Carl Gustaf Emil Mannerheim was born at Louhisaari in Askainen parish on 4 June 1867. After passing the university matriculation examination in 1887, Mannerheim enrolled at the Nicholas Cavalry School in St Petersburg, from which he began his career in the Russian army. During World War I Mannerheim was at first commander of the Independent Guards Cavalry Brigade and then of the 12th Cavalry Division, fighting against the Austrians. The Russian Revolution ended his career in the army of the Emperor and after the October Revolution the fifty-year old lieutenant-general returned to newly-independent Finland, which the waves of the revolution had already reached.
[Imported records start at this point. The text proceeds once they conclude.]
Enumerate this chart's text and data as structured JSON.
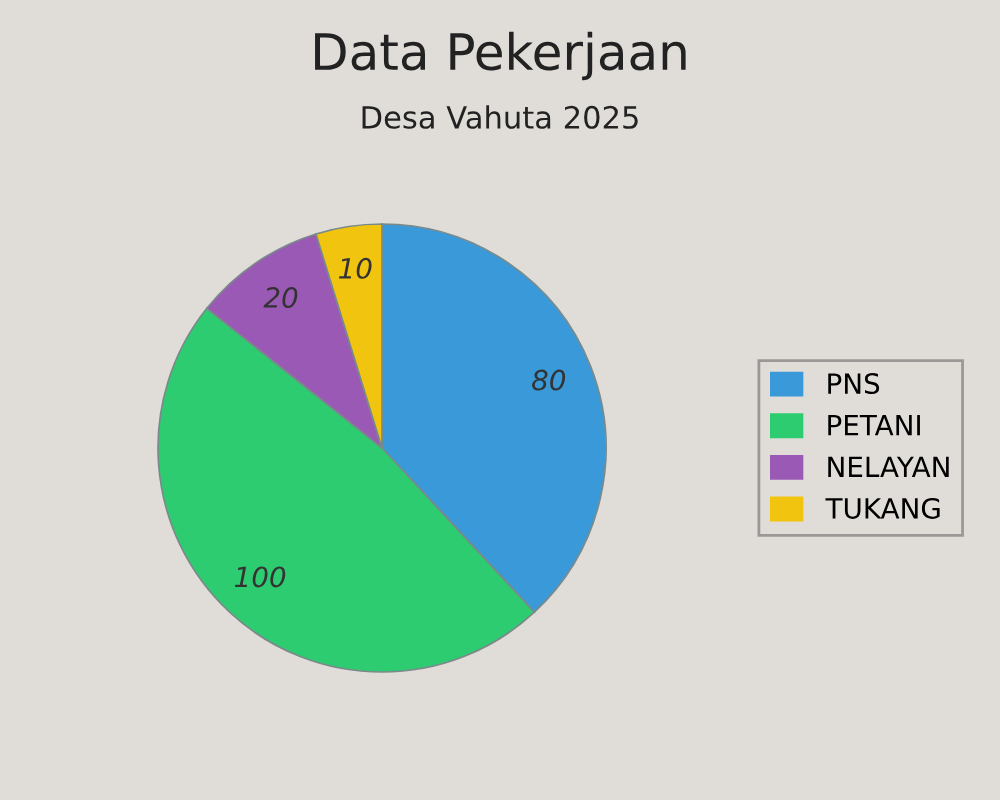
{
  "chart_data": {
    "type": "pie",
    "title": "Data Pekerjaan",
    "subtitle": "Desa Vahuta 2025",
    "categories": [
      "PNS",
      "PETANI",
      "NELAYAN",
      "TUKANG"
    ],
    "values": [
      80,
      100,
      20,
      10
    ],
    "colors": [
      "#3a99d8",
      "#2ecc71",
      "#9b59b6",
      "#f1c40f"
    ],
    "data_labels": true,
    "legend": "right"
  }
}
The Finnish government, the Senate, appointed Mannerheim commander-in-chief of the army with the task of its formation and organization. During the Civil War in 1918, when he was promoted general of cavalry, he led the troops of the White government to victory against the Red Guards and Russian troops who had remained in the country. After the final defeat of Germany, the situation in Finland changed and Mannerheim was chosen as regent in December 1918. The following year he confirmed Finland’s republican constitution but lost to K. J. Ståhlberg in the country’s first presidential elections in summer 1919. In 1931 he returned to military duties as chairman of the Defence Council and was promoted field marshal on 19 May 1933.
On the outbreak of the Winter War on 30 November 1939 Mannerheim was appointed commander-in-chief of the defence forces. In autumn 1939, during the negotiations with the Soviet Union, his position had been that, because of the weak state of its defences, Finland ought to try to come to an agreement by partially accepting the Soviet Union’s territorial demands. The wartime activity of Mannerheim, who received the rank of Marshal of Finland on 4 June 1942, was in part also political. His aim was to prevent the country becoming too committed to Germany, which he considered contrary to Finland’s interests.
During the final phase of the war, on 4 August 1944, parliament elected Mannerheim president of the republic. His task included also the extrication of Finland from the war. Because of his weakened health Mannerheim relinquished all his duties in March 1946. Mannerheim spent his last years quietly in Switzerland, where he died on 28 January 1951.